Joshua DeClare grinned. “Then let's open the ball, sister. Who takes the first watch?”
“Luke, you will,” Dora said. “Lum will relieve you in four hours. Now, be careful you're not seen, and take plenty of water with you. I'll have a pot of bacon and beans simmering on the fire all day. Big, strong men like you and Lum do get hungry.”
“If I see Lorena O'Brien riding out, do I fog it back here or grab her myself?” Caldwell said.
“Come back for Lum,” Dora said. “I want to be sure we capture her. If we don't, we won't get a second chance.”
“Then we move on to your little lady in distress plan, huh?” Lum said.
“Yes. But I'd rather get my hands on the woman and take her into the mountains where she'll never be found. That is, until I want her found.”
Lum's voice softened and his eyes hazed, like a man about to recall a fond memory from his schooldays. “We could send her back skun,” he said. “One time up on the Barbary Coast I skun a Chinese whore who sassed me, strung her up from a roof beam and went at her with a razor. She never sassed anybody else again, I tell you that.”
A silence descended on the group, and Dora's smile froze into a grimace. Caldwell just stared at Lum, his coffee cup halfway to his mouth, and Joshua looked even sicker than he already was.
“Lookit,” Lum said, a man with all the sensitivity of a grave robber. He dug in his pocket and held up a small brown pouch, closed with a piece of blue silk ribbon. “This is one of her tits and a ribbon from her hair. I'm not a smoking man, but I made me a tobacco pouch of it, should I ever feel inclined to take up the habit.”
Again, the big man's pronouncements were met with silence, and again he unheedingly stomped right over the stunned quiet. “I can slice up the O'Brien gal and make a tobaccy pouch for her husband,” he said. Then, laughing, he added, “Wouldn't that be a kick in the ass?!” Lum looked around him, grinning. “Huh? Huh?”
“Yes, Lum,” Dora said, “yes it would.” She turned to Caldwell. “Luke, shouldn't you get on watch?”
The Texan nodded. “Yeah, I'm going. Just don't let that damned lunatic get behind me with a knife.”
“It could happen, gunfighter, one of these days,” Lum said, his face ugly.
“Then after you've made your brags, come at me straight on and true blue,” Caldwell said.
Lum shook his head. “That's not my style, boy.”
“Please, Luke,” Dora said, “go on watch.” She was very pale, her lips drained of color.
Caldwell hesitated, then said, “Dora, what are you going to do when this is over? I mean, how long has it been since Shamus O'Brien hung your pa?”
“Ten years ago this Christmas Eve,” Dora said. “I was sixteen at the time.”
“You've planned your revenge on the old colonel for so long, what will you do when he's dead and Dromore lies in ruins?” Caldwell said.
Joshua answered for his sister. “A gallery in London plans an exhibition of my landscapes next spring. We'll be there for opening night.”

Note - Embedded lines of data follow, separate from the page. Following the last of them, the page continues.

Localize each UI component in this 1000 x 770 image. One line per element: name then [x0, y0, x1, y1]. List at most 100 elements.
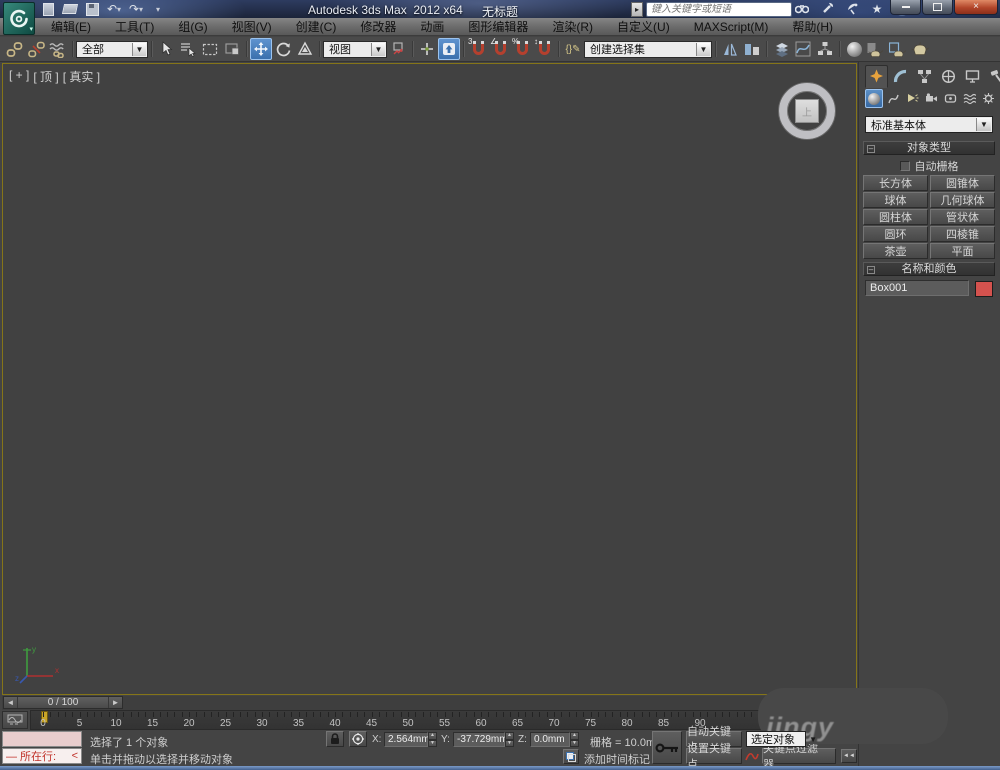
subtab-geometry[interactable] [865, 89, 883, 108]
time-slider-track[interactable]: ◄ 0 / 100 ► [2, 696, 858, 711]
communication-center-icon[interactable] [844, 2, 860, 16]
align-icon[interactable] [741, 38, 763, 60]
selection-set-dropdown[interactable]: 选定对象 ▼ [746, 731, 817, 747]
rollout-name-color[interactable]: – 名称和颜色 [863, 262, 995, 276]
primitive-button[interactable]: 茶壶 [863, 243, 928, 259]
menu-item[interactable]: 创建(C) [285, 18, 348, 35]
search-icon[interactable] [794, 2, 810, 16]
viewport-general-menu[interactable]: [ + ] [9, 68, 29, 85]
use-pivot-point-center-icon[interactable] [387, 38, 409, 60]
x-spinner[interactable]: ▲ ▼ [428, 732, 437, 747]
key-filters-button[interactable]: 关键点过滤器... [762, 743, 836, 770]
y-spinner[interactable]: ▲ ▼ [505, 732, 514, 747]
add-time-tag[interactable]: 添加时间标记 [584, 751, 650, 767]
z-spinner[interactable]: ▲ ▼ [570, 732, 579, 747]
keyboard-shortcut-override-icon[interactable] [438, 38, 460, 60]
spinner-snap-toggle-icon[interactable]: ↕ [533, 38, 555, 60]
primitive-button[interactable]: 圆柱体 [863, 209, 928, 225]
percent-snap-toggle-icon[interactable]: % [511, 38, 533, 60]
previous-frame-icon[interactable]: ◄ [4, 697, 17, 708]
favorites-icon[interactable]: ★ [869, 2, 885, 16]
primitive-button[interactable]: 四棱锥 [930, 226, 995, 242]
curve-editor-icon[interactable] [792, 38, 814, 60]
mirror-icon[interactable] [719, 38, 741, 60]
save-file-icon[interactable] [84, 2, 100, 16]
tab-utilities[interactable] [985, 65, 1000, 88]
maxscript-macro-recorder[interactable] [2, 731, 82, 747]
menu-item[interactable]: 编辑(E) [40, 18, 102, 35]
restore-button[interactable] [922, 0, 953, 15]
default-in-out-tangents-icon[interactable] [744, 748, 760, 763]
select-object-icon[interactable] [155, 38, 177, 60]
angle-snap-toggle-icon[interactable]: ∠ [489, 38, 511, 60]
next-frame-icon[interactable]: ► [109, 697, 122, 708]
open-mini-curve-editor-icon[interactable] [2, 711, 28, 729]
select-and-link-icon[interactable] [3, 38, 25, 60]
object-name-field[interactable]: Box001 [865, 280, 969, 296]
bind-to-space-warp-icon[interactable] [47, 38, 69, 60]
unlink-selection-icon[interactable] [25, 38, 47, 60]
primitive-button[interactable]: 圆环 [863, 226, 928, 242]
rendered-frame-window-icon[interactable] [887, 38, 909, 60]
trackbar-ruler[interactable]: 0 5 10 15 20 25 30 35 40 45 50 55 60 65 70 75 80 85 90 [30, 710, 762, 730]
infocenter-expand-icon[interactable]: ▸ [631, 2, 643, 17]
menu-item[interactable]: 自定义(U) [606, 18, 681, 35]
subscription-center-icon[interactable] [819, 2, 835, 16]
material-editor-icon[interactable] [843, 38, 865, 60]
subtab-systems[interactable] [979, 89, 997, 108]
open-file-icon[interactable] [61, 2, 79, 16]
menu-item[interactable]: 帮助(H) [781, 18, 844, 35]
close-button[interactable]: × [954, 0, 998, 15]
subtab-cameras[interactable] [922, 89, 940, 108]
menu-item[interactable]: MAXScript(M) [683, 20, 780, 34]
layer-manager-icon[interactable] [770, 38, 792, 60]
window-crossing-toggle-icon[interactable] [221, 38, 243, 60]
redo-icon[interactable]: ↷ ▾ [128, 2, 144, 16]
qat-menu-caret-icon[interactable]: ▾ [150, 2, 166, 16]
tab-create[interactable] [865, 65, 888, 88]
subtab-helpers[interactable] [941, 89, 959, 108]
selection-lock-toggle[interactable] [326, 731, 344, 747]
render-production-icon[interactable] [909, 38, 931, 60]
viewport-shading-menu[interactable]: [ 真实 ] [63, 68, 100, 85]
undo-icon[interactable]: ↶ ▾ [106, 2, 122, 16]
select-and-manipulate-icon[interactable] [416, 38, 438, 60]
x-coordinate-field[interactable]: 2.564mm [384, 732, 430, 747]
minimize-button[interactable] [890, 0, 921, 15]
select-and-move-icon[interactable] [250, 38, 272, 60]
selection-filter-dropdown[interactable]: 全部 ▼ [76, 40, 148, 58]
menu-item[interactable]: 图形编辑器 [457, 18, 539, 35]
absolute-mode-transform-icon[interactable] [349, 731, 367, 747]
viewcube-top-face[interactable]: 上 [795, 99, 819, 123]
tab-hierarchy[interactable] [913, 65, 936, 88]
search-input[interactable] [647, 3, 791, 16]
edit-named-selection-sets-icon[interactable]: {}✎ [562, 38, 584, 60]
tab-motion[interactable] [937, 65, 960, 88]
primitive-button[interactable]: 球体 [863, 192, 928, 208]
primitive-button[interactable]: 长方体 [863, 175, 928, 191]
subtab-shapes[interactable] [884, 89, 902, 108]
time-tag-icon[interactable] [563, 749, 579, 764]
menu-item[interactable]: 渲染(R) [541, 18, 604, 35]
primitive-button[interactable]: 平面 [930, 243, 995, 259]
render-setup-icon[interactable] [865, 38, 887, 60]
set-keys-button[interactable] [652, 731, 682, 764]
primitive-button[interactable]: 圆锥体 [930, 175, 995, 191]
snap-toggle-3d-icon[interactable]: 3 [467, 38, 489, 60]
time-slider-handle[interactable]: ◄ 0 / 100 ► [3, 696, 123, 709]
y-coordinate-field[interactable]: -37.729mm [453, 732, 508, 747]
schematic-view-icon[interactable] [814, 38, 836, 60]
rollout-object-type[interactable]: – 对象类型 [863, 141, 995, 155]
new-file-icon[interactable] [40, 2, 56, 16]
subtab-lights[interactable] [903, 89, 921, 108]
reference-coordinate-dropdown[interactable]: 视图 ▼ [323, 40, 387, 58]
menu-item[interactable]: 视图(V) [221, 18, 283, 35]
rectangular-selection-region-icon[interactable] [199, 38, 221, 60]
tab-modify[interactable] [889, 65, 912, 88]
menu-item[interactable]: 组(G) [167, 18, 218, 35]
subtab-space-warps[interactable] [960, 89, 978, 108]
menu-item[interactable]: 动画 [409, 18, 455, 35]
select-by-name-icon[interactable] [177, 38, 199, 60]
go-to-start-icon[interactable]: ◄◄ [841, 749, 857, 763]
primitive-category-dropdown[interactable]: 标准基本体 ▼ [865, 116, 993, 133]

Dora raised her eyes to the tall gunman. “Does that answer your question?”
“I guess so,” Caldwell said. He smiled. “Maybe I'll tag along. You might need my gun.”
Joshua said, “I doubt if your kind would be welcome in Europe, Caldwell. Texas gunfighters aren't needed in an art gallery.”
“Too genteel for a man like me, huh?” Caldwell said.
“Exactly,” Joshua said.
“But Satan worshippers like you and Dora are welcomed with open arms?”
“Let's just say that the Europeans, especially the English, appreciate the artistic temperament,” Joshua said. “If a painter is talented, they'll overlook much.”
“Hell,” Caldwell said, “I don't want to go to London anyhow.”
He turned on his heel and headed for his horse, and behind him, Joshua said, “Lum, you really will have to get rid of that lout one day.”
“The pleasure will be all mine,” Lum said.